Semantic Parsing is the task of translating natural language into a logical form: a machine-understandable representation of its meaning. Representations may be an executable language such as SQL or more abstract representations such as Abstract Meaning Representation (AMR). The baseline is Bi-LSTM; Architecture split is many to many and different input/output length.
The metric used for performance evaluation is accuracy.
This innovative task requires the model to use what humans connote as commonsense. This involves the ability to go beyond patterns in the text and theoretically use no information coming from the actual input source text. In order to do that, the model needs to acquire a certain surrounding-world knowledge, which will later be permanent. From time to time, when processing new text, the model is supposed to use his general knowledge to draw conclusions and predicting results, including judgments about the physical properties, purpose, intentions, and behavior of people and objects, as well as possible outcomes of their actions and interactions.

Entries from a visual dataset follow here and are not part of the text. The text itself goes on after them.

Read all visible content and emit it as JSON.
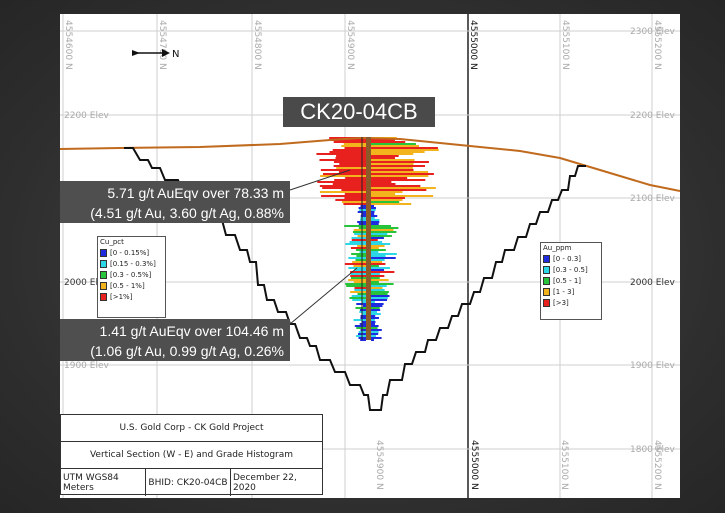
{
  "hole_id": "CK20-04CB",
  "north_arrow_label": "N",
  "elevation_labels": [
    "2300 Elev",
    "2200 Elev",
    "2100 Elev",
    "2000 Elev",
    "1900 Elev",
    "1800 Elev"
  ],
  "elevation_labels_left": [
    "2200 Elev",
    "2100 Elev",
    "2000 Elev",
    "1900 Elev"
  ],
  "northing_labels_top": [
    "4554600 N",
    "4554700 N",
    "4554800 N",
    "4554900 N",
    "4555000 N",
    "4555100 N",
    "4555200 N"
  ],
  "northing_labels_bottom": [
    "4554900 N",
    "4555000 N",
    "4555100 N",
    "4555200 N"
  ],
  "callout_upper": {
    "line1": "5.71 g/t AuEqv over 78.33 m",
    "line2": "(4.51 g/t Au, 3.60 g/t Ag, 0.88% Cu)"
  },
  "callout_lower": {
    "line1": "1.41 g/t AuEqv over 104.46 m",
    "line2": "(1.06 g/t Au, 0.99 g/t Ag, 0.26% Cu)"
  },
  "legend_cu": {
    "title": "Cu_pct",
    "items": [
      {
        "label": "[0 - 0.15%]",
        "color": "#1f2be0"
      },
      {
        "label": "[0.15 - 0.3%]",
        "color": "#2bd6e6"
      },
      {
        "label": "[0.3 - 0.5%]",
        "color": "#27c33a"
      },
      {
        "label": "[0.5 - 1%]",
        "color": "#f2b31c"
      },
      {
        "label": "[>1%]",
        "color": "#e8201e"
      }
    ]
  },
  "legend_au": {
    "title": "Au_ppm",
    "items": [
      {
        "label": "[0 - 0.3]",
        "color": "#1f2be0"
      },
      {
        "label": "[0.3 - 0.5]",
        "color": "#2bd6e6"
      },
      {
        "label": "[0.5 - 1]",
        "color": "#27c33a"
      },
      {
        "label": "[1 - 3]",
        "color": "#f2b31c"
      },
      {
        "label": "[>3]",
        "color": "#e8201e"
      }
    ]
  },
  "title_block": {
    "line1": "U.S. Gold Corp - CK Gold Project",
    "line2": "Vertical Section (W - E) and Grade Histogram",
    "coords": "UTM WGS84 Meters",
    "bhid": "BHID: CK20-04CB",
    "date": "December 22, 2020"
  },
  "colors": {
    "topography": "#c06a1e",
    "pit_outline": "#111111",
    "drill_trace": "#8b5a2b",
    "grid": "#cfcfcf"
  }
}
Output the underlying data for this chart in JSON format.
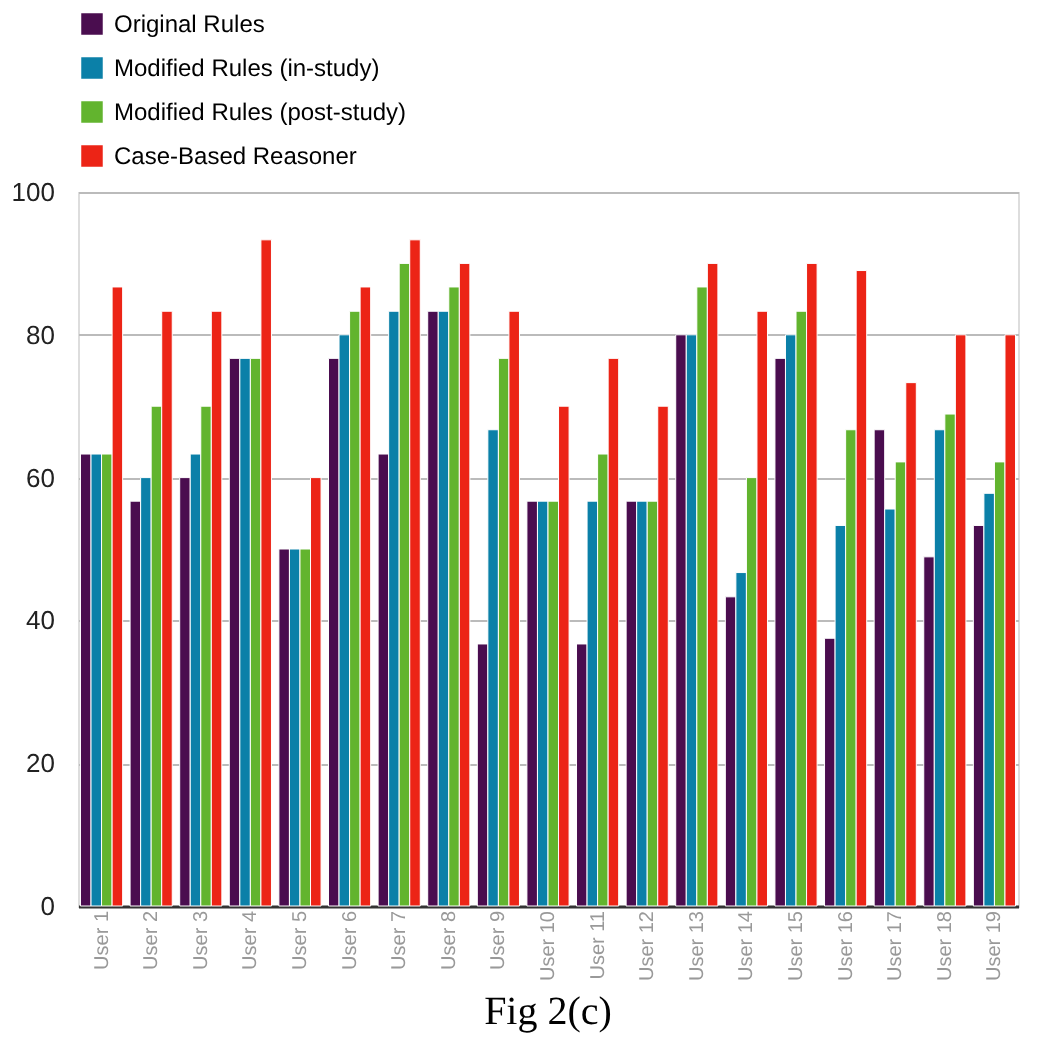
{
  "chart_data": {
    "type": "bar",
    "categories": [
      "User 1",
      "User 2",
      "User 3",
      "User 4",
      "User 5",
      "User 6",
      "User 7",
      "User 8",
      "User 9",
      "User 10",
      "User 11",
      "User 12",
      "User 13",
      "User 14",
      "User 15",
      "User 16",
      "User 17",
      "User 18",
      "User 19"
    ],
    "series": [
      {
        "name": "Original Rules",
        "color": "#4a0d4f",
        "values": [
          63.3,
          56.7,
          60,
          76.7,
          50,
          76.7,
          63.3,
          83.3,
          36.7,
          56.7,
          36.7,
          56.7,
          80,
          43.3,
          76.7,
          37.5,
          66.7,
          48.9,
          53.3
        ]
      },
      {
        "name": "Modified Rules (in-study)",
        "color": "#0b80a8",
        "values": [
          63.3,
          60,
          63.3,
          76.7,
          50,
          80,
          83.3,
          83.3,
          66.7,
          56.7,
          56.7,
          56.7,
          80,
          46.7,
          80,
          53.3,
          55.6,
          66.7,
          57.8
        ]
      },
      {
        "name": "Modified Rules (post-study)",
        "color": "#62b42e",
        "values": [
          63.3,
          70,
          70,
          76.7,
          50,
          83.3,
          90,
          86.7,
          76.7,
          56.7,
          63.3,
          56.7,
          86.7,
          60,
          83.3,
          66.7,
          62.2,
          68.9,
          62.2
        ]
      },
      {
        "name": "Case-Based Reasoner",
        "color": "#ec2416",
        "values": [
          86.7,
          83.3,
          83.3,
          93.3,
          60,
          86.7,
          93.3,
          90,
          83.3,
          70,
          76.7,
          70,
          90,
          83.3,
          90,
          89,
          73.3,
          80,
          80
        ]
      }
    ],
    "ylim": [
      0,
      100
    ],
    "yticks": [
      0,
      20,
      40,
      60,
      80,
      100
    ],
    "grid": "y",
    "legend": "top",
    "annotations": [
      "Fig 2(c)"
    ]
  }
}
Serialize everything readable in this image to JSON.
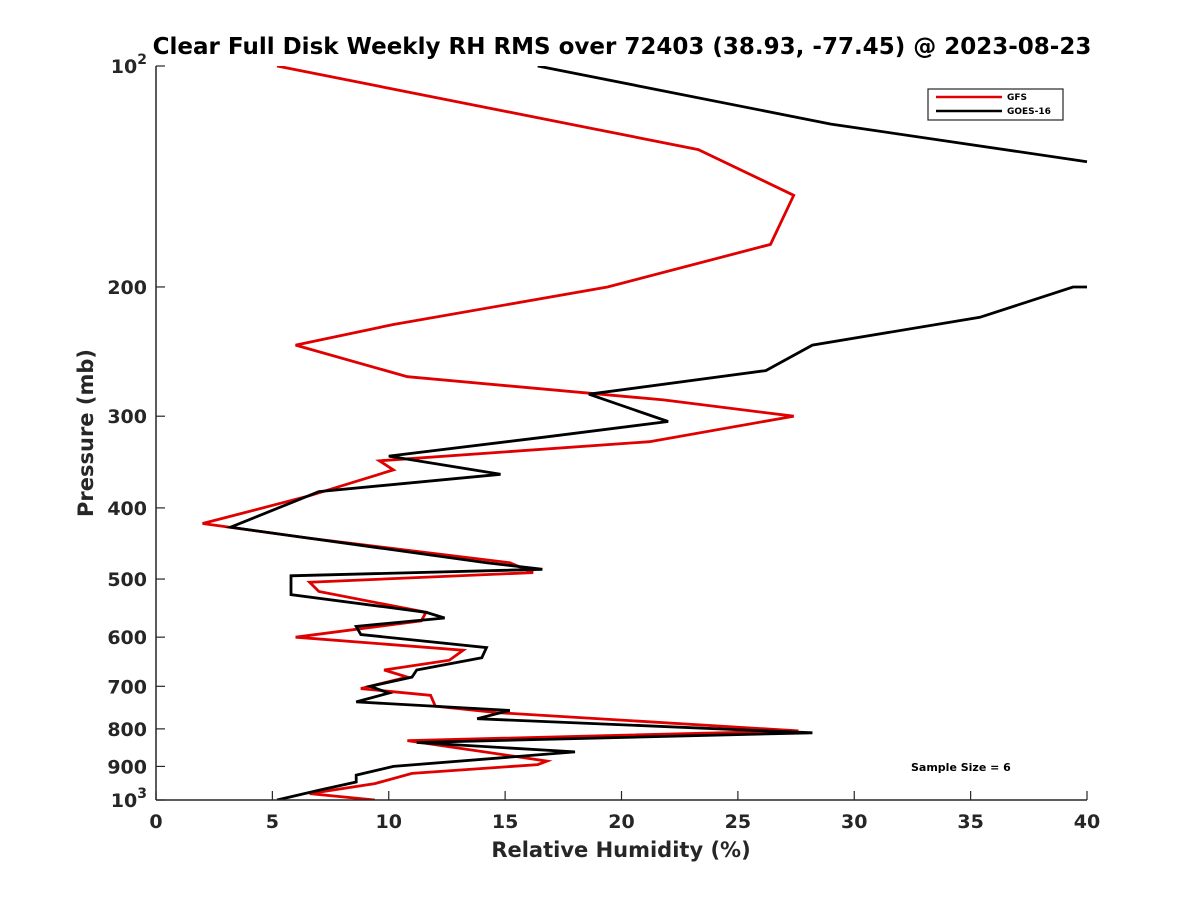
{
  "chart_data": {
    "type": "line",
    "title": "Clear Full Disk Weekly RH RMS over 72403 (38.93, -77.45) @ 2023-08-23",
    "xlabel": "Relative Humidity (%)",
    "ylabel": "Pressure (mb)",
    "xlim": [
      0,
      40
    ],
    "ylim": [
      100,
      1000
    ],
    "yscale": "log",
    "y_reversed": true,
    "grid": false,
    "legend_position": "top-right",
    "x_ticks": [
      "0",
      "5",
      "10",
      "15",
      "20",
      "25",
      "30",
      "35",
      "40"
    ],
    "y_ticks": [
      {
        "value": 100,
        "base": "10",
        "exp": "2"
      },
      {
        "value": 200,
        "label": "200"
      },
      {
        "value": 300,
        "label": "300"
      },
      {
        "value": 400,
        "label": "400"
      },
      {
        "value": 500,
        "label": "500"
      },
      {
        "value": 600,
        "label": "600"
      },
      {
        "value": 700,
        "label": "700"
      },
      {
        "value": 800,
        "label": "800"
      },
      {
        "value": 900,
        "label": "900"
      },
      {
        "value": 1000,
        "base": "10",
        "exp": "3"
      }
    ],
    "annotation": "Sample Size = 6",
    "series": [
      {
        "name": "GFS",
        "color": "#e00000",
        "points": [
          [
            5.2,
            100
          ],
          [
            23.3,
            130
          ],
          [
            27.4,
            150
          ],
          [
            26.4,
            175
          ],
          [
            19.4,
            200
          ],
          [
            10.2,
            225
          ],
          [
            6.0,
            240
          ],
          [
            10.8,
            265
          ],
          [
            21.8,
            285
          ],
          [
            27.4,
            300
          ],
          [
            21.2,
            325
          ],
          [
            9.6,
            345
          ],
          [
            10.2,
            355
          ],
          [
            6.6,
            385
          ],
          [
            2.0,
            420
          ],
          [
            6.6,
            440
          ],
          [
            15.2,
            475
          ],
          [
            16.2,
            490
          ],
          [
            6.6,
            505
          ],
          [
            7.0,
            520
          ],
          [
            11.6,
            555
          ],
          [
            11.4,
            570
          ],
          [
            6.0,
            600
          ],
          [
            13.2,
            625
          ],
          [
            12.6,
            645
          ],
          [
            9.8,
            665
          ],
          [
            10.8,
            680
          ],
          [
            8.8,
            705
          ],
          [
            11.8,
            720
          ],
          [
            12.0,
            745
          ],
          [
            14.6,
            760
          ],
          [
            27.6,
            805
          ],
          [
            10.8,
            830
          ],
          [
            16.8,
            885
          ],
          [
            16.4,
            895
          ],
          [
            11.0,
            920
          ],
          [
            9.4,
            950
          ],
          [
            6.6,
            980
          ],
          [
            9.4,
            1000
          ]
        ]
      },
      {
        "name": "GOES-16",
        "color": "#000000",
        "points": [
          [
            16.4,
            100
          ],
          [
            29.0,
            120
          ],
          [
            40.0,
            135
          ],
          [
            null,
            null
          ],
          [
            40.0,
            200
          ],
          [
            39.4,
            200
          ],
          [
            35.4,
            220
          ],
          [
            28.2,
            240
          ],
          [
            26.2,
            260
          ],
          [
            18.6,
            280
          ],
          [
            22.0,
            305
          ],
          [
            16.8,
            320
          ],
          [
            10.0,
            340
          ],
          [
            14.8,
            360
          ],
          [
            7.0,
            380
          ],
          [
            3.2,
            425
          ],
          [
            6.6,
            440
          ],
          [
            14.2,
            475
          ],
          [
            16.6,
            485
          ],
          [
            5.8,
            495
          ],
          [
            5.8,
            525
          ],
          [
            11.6,
            555
          ],
          [
            12.4,
            565
          ],
          [
            8.6,
            580
          ],
          [
            8.8,
            595
          ],
          [
            14.2,
            620
          ],
          [
            14.0,
            640
          ],
          [
            11.2,
            665
          ],
          [
            11.0,
            680
          ],
          [
            9.2,
            700
          ],
          [
            10.0,
            715
          ],
          [
            8.6,
            735
          ],
          [
            15.2,
            755
          ],
          [
            13.8,
            775
          ],
          [
            28.2,
            810
          ],
          [
            11.2,
            835
          ],
          [
            18.0,
            860
          ],
          [
            10.2,
            900
          ],
          [
            8.6,
            925
          ],
          [
            8.6,
            945
          ],
          [
            7.0,
            970
          ],
          [
            5.2,
            1000
          ]
        ]
      }
    ]
  }
}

The baseline is represented by Bi-LSTM, and architecture split is many to many, having input and output of different lengths.
Typically, when the model tries to produce different outputs such as purpose and intention, it uses multiple Encoder/Decoder structures.
The evaluation metric is chosen depending on the dataset and according to the specific sub-task, the model tries to accomplish.
Deep Learning has represented a real breakthrough for the entire NLP field and especially for certain areas. At the moment we are capable to achieve human-like performances for the vast majority of tasks. New benchmarks are set at an incredible pace, so much that the community is hardly able to keep up with them. As a result, researchers and practitioners are progressing and taking advantage of that, and this is extremely beneficial for everyone.
So, why has deep learning been so successful lately? It may be attributed to four main factors: data abundance and accessibility, the ability of neural networks to scale up in size, complemented by functional frameworks and a huge amount of computational power. Considering that all of these factors are doing nothing but increasing and improving, It would be reasonable to think that this field has still room to grow and performance will be projected to increase even more in the future.